A differenza dell’azione di accertamento che ha alla base una situazione giuridica assoluta, a base dell’azione di condanna vi è invece un diritto di credito non soddisfatto non essendo stato il relativo obbligo adempiuto spontaneamente dal debitore. Si tratta quindi di un rapporto giuridico relativo. Il giudice di fronte ad un’azione di questo tipo dovrà fare due cose:

1) accertare l’esistenza dei presupposti in base ai quali si è chiesto il provvedimento

2) emanare un provvedimento che non solo fissi la situazione così come è stata ipotizzata dall’attore ma imponga altresì al convenuto di adempiere all’obbligazione di cui è stato riconosciuto debitore

Se dunque risulta chiaro che a base dell’azione di condanna vi è una pretesa non soddisfatta è facile comprendere che a differenza della sentenza di accertamento che da all’attore tutto quello che questi pretende, la sentenza di condanna non servirebbe a nulla se non fosse in grado di essere portata ad esecuzione nel caso in cui l’obbligato-condannato continui a non adempiere. Poiché nel nostro ordinamento il debitore che subisce la condanna è obbligato solo civilmente ed è assoggettato unicamente all’esecuzione forzata la sentenza di condanna non è altro che un ordine pubblicistico rivolto non al debitore ma agli organi del processo esecutivo affinchè la medesima sia messa in esecuzione a richiesta del creditore.

Al riguardo va precisato che l’idoneità a diventare titolo esecutivo non comporta però che ogni sentenza di condanna sia esecutiva dipendendo ciò da una scelta discrezionale dell’ordinamento giuridico positivo. Per il nostro codice le sentenze di condanna anche se di 1° grado sono provvisoriamente esecutive tra le parti ai sensi dell’art. 282. L’ordinamento ricollega alla sentenza di condanna altre due utilità dato che essa è titolo per l’iscrizione dell’ipoteca legale sui beni del debitore e dato che essa trasforma le prescrizioni brevi dei diritti accertati in prescrizioni lunghe (decennali). Accanto alla sentenza di condanna vera e propria l’art 278 prevede una sentenza di condanna particolare largamente utilizzata nella prassi. Si tratta della cosiddetta Sentenza di condanna generica con la quale il giudice riconosce l’AN debeatur ma non determina il Quantum debeatur.

L’ipotesi tipica è la seguente: si agisce in giudizio per chiedere la condanna dell’obbligato ma essendo sorte nel corso del processo delle difficoltà per la determinazione del Quantum si chiede per ora l’emanazione di una sentenza parziale e non definitiva sull’AN mentre il processo prosegue per la determinazione del Quantum.

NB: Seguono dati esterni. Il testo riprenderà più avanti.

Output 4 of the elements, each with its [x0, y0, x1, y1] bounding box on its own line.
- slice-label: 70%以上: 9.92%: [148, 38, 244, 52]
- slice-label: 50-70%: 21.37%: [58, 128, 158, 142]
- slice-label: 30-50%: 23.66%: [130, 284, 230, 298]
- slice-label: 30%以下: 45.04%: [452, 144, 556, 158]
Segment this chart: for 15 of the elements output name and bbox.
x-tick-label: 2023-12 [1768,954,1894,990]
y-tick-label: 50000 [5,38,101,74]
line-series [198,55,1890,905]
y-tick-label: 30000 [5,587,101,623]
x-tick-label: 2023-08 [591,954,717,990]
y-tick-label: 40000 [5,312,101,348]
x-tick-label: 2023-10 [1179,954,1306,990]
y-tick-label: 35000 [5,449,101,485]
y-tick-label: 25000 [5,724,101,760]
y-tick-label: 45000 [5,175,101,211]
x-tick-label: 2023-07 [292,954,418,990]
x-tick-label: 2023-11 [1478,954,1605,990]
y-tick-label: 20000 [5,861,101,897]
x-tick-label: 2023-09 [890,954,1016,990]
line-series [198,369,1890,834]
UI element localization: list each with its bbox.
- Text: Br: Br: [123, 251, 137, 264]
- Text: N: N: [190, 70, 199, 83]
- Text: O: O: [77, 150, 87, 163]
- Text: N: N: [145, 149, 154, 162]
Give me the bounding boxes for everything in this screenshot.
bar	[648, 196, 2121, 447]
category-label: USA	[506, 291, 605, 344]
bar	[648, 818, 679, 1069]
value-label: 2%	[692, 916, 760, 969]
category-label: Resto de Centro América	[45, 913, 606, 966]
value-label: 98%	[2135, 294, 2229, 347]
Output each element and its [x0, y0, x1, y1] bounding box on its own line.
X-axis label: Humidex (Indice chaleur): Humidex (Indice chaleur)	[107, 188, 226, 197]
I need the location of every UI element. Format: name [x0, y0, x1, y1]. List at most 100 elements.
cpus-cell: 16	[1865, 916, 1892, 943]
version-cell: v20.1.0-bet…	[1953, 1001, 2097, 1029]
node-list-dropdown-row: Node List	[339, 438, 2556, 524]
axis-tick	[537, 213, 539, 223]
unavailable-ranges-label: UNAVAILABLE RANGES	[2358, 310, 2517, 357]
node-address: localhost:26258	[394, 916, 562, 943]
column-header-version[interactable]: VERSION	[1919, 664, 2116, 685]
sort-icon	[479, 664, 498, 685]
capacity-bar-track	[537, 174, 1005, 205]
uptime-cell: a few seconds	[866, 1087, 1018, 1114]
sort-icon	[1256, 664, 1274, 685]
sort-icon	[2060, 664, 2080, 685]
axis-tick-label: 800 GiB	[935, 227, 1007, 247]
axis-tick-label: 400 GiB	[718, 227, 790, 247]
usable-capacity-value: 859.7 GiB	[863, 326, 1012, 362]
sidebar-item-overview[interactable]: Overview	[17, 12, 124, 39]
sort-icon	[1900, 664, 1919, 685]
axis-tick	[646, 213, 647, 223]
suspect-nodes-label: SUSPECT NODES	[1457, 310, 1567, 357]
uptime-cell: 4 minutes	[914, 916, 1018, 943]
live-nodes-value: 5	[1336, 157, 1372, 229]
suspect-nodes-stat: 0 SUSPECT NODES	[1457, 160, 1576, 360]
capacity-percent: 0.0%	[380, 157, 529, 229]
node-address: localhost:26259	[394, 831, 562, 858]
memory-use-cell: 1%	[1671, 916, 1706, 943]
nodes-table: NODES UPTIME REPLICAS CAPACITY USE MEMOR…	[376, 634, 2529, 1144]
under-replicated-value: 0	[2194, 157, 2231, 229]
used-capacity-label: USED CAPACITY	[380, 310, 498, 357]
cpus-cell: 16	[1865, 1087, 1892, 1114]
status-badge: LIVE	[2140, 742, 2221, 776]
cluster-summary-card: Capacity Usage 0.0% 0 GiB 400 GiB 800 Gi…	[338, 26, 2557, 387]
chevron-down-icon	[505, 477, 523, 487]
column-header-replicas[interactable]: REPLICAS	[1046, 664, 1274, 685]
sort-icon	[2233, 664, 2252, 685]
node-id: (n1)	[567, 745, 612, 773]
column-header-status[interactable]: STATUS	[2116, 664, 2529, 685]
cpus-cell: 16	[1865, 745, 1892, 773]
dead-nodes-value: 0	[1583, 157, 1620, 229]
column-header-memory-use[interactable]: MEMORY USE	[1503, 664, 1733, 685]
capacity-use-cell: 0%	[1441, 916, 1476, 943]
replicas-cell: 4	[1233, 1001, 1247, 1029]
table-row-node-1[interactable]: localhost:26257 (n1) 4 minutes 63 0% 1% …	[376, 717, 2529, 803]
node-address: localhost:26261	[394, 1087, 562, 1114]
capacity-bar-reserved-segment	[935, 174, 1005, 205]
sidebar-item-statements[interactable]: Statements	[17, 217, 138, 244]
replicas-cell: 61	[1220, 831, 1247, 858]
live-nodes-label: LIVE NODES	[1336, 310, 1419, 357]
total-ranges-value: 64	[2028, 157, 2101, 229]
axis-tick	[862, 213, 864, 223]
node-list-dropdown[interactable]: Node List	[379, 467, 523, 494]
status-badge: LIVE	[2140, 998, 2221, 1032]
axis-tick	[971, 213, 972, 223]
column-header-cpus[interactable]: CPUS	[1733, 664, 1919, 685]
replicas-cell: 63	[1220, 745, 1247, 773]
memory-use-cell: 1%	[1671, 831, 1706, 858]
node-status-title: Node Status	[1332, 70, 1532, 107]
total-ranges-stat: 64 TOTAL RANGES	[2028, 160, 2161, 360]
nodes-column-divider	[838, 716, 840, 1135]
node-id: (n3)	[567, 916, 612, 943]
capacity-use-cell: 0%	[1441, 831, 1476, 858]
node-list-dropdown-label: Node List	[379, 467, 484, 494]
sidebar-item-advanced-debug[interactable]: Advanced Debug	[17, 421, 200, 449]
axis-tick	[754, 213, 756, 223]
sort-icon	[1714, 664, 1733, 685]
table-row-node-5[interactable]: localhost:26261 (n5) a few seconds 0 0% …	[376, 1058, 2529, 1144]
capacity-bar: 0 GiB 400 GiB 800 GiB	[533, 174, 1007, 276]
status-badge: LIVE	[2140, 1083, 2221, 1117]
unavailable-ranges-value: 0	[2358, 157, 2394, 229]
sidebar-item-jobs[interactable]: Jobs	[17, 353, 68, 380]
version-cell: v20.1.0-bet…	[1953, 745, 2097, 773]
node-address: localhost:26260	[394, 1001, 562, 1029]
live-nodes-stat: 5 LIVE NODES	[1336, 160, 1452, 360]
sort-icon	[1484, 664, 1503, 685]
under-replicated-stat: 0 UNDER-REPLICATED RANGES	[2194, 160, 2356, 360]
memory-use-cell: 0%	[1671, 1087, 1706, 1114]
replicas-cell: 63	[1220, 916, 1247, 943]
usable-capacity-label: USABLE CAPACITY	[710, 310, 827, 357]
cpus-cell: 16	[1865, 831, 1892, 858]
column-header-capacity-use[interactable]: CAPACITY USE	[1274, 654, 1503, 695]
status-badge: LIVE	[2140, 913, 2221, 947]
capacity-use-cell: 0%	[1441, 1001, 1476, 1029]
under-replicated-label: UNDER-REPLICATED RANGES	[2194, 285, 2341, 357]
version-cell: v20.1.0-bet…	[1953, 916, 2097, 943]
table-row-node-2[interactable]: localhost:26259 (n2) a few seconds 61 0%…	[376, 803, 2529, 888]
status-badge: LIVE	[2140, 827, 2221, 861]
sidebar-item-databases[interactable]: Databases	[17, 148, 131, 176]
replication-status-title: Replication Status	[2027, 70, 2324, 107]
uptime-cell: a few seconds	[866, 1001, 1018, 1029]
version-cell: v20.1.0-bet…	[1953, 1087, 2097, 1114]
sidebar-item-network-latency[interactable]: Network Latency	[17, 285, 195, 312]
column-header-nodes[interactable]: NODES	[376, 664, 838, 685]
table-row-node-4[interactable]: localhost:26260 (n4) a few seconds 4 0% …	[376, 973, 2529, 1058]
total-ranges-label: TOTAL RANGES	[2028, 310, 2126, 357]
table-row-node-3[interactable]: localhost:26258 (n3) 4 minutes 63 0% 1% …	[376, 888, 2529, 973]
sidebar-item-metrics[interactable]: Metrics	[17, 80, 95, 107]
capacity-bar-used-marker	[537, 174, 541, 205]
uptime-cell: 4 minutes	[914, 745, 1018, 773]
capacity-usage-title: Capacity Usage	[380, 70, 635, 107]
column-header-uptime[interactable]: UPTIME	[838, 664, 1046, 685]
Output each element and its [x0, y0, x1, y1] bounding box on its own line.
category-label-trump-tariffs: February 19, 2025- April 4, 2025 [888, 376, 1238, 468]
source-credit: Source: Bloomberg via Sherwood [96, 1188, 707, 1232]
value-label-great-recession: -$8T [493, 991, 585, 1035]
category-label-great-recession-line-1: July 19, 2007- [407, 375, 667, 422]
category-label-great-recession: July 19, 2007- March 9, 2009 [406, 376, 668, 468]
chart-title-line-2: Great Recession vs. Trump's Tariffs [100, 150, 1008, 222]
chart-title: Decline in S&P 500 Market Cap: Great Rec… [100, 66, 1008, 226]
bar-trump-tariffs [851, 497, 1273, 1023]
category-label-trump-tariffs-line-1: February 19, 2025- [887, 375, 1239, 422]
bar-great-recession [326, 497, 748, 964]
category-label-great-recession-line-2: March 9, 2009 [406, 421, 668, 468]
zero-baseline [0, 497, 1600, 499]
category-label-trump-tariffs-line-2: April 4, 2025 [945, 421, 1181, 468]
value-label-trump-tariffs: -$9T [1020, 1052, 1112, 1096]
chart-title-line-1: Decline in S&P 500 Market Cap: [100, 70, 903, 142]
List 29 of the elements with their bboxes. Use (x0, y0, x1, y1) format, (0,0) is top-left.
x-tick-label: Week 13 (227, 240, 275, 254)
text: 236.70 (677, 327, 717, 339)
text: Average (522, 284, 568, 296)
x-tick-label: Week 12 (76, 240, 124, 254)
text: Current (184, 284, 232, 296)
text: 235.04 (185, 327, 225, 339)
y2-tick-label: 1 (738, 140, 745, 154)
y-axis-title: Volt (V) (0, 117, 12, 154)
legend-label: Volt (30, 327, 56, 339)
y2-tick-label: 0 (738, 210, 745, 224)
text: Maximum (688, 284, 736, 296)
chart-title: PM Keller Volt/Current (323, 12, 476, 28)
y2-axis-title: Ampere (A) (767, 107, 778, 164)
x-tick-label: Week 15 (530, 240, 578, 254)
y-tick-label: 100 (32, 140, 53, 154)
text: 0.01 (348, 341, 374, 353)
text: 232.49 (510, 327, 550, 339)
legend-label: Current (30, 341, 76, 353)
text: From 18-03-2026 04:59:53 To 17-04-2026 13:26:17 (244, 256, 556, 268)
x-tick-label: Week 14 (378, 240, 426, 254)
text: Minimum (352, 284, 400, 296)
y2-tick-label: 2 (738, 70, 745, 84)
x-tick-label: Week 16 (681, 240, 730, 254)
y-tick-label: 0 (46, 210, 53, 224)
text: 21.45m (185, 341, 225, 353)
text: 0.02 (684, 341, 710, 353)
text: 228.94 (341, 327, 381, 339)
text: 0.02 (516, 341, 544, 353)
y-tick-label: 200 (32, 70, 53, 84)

La prassi ha poi ulteriormente potenziato le possibilità applicative dell’art 278 ammettendo persino che l’attore possa iniziare il processo per chiedere solo la cosiddetta Condanna generica con riserva di chiedere in un successivo processo la liquidazione del quantum. Ci si è chiesti se la sentenza di condanna generica produca gli stessi effetti di una sentenza di condanna vera e propria. Al riguardo la legge dice solo che essa è titolo per l’iscrizione dell’ipoteca giudiziale mentre tace in ordine all’efficacia esecutiva e a quella sulla prescrizione.

Quanto all’efficacia esecutiva deve senz’altro escludersi che la sentenza di condanna generica possa essere esecutiva dato che l’art 474 c.p.c. richiede che i titoli esecutivi per essere tali devono rappresentare un credito certo, liquido, ed esigibile mentre nel nostro caso il credito è certo ma non anche liquido ed esigibile. Quanto all’efficacia sulla prescrizione va detto che la soluzione è dubbia in dottrina mentre la giurisprudenza è concorde nel ritenere che anche la sentenza di condanna generica trasformi le prescrizioni brevi dei diritti accertati in prescrizioni lunghe.

Per concludere si ci è chiesti se sia necessario attendere che l’obbligo sia inadempiuto per poter proporre la domanda giudiziale o se invece sia sufficiente anche la previsione dell’inadempimento. Se al quesito dovessimo dare una risposta positiva si dovrebbe concludere che il nostro sistema ammette la condanna in futuro cosa invece che la legge consente solo in casi eccezionali come ad es. il decreto di ingiunzione dei canoni di locazione ancora da scadere.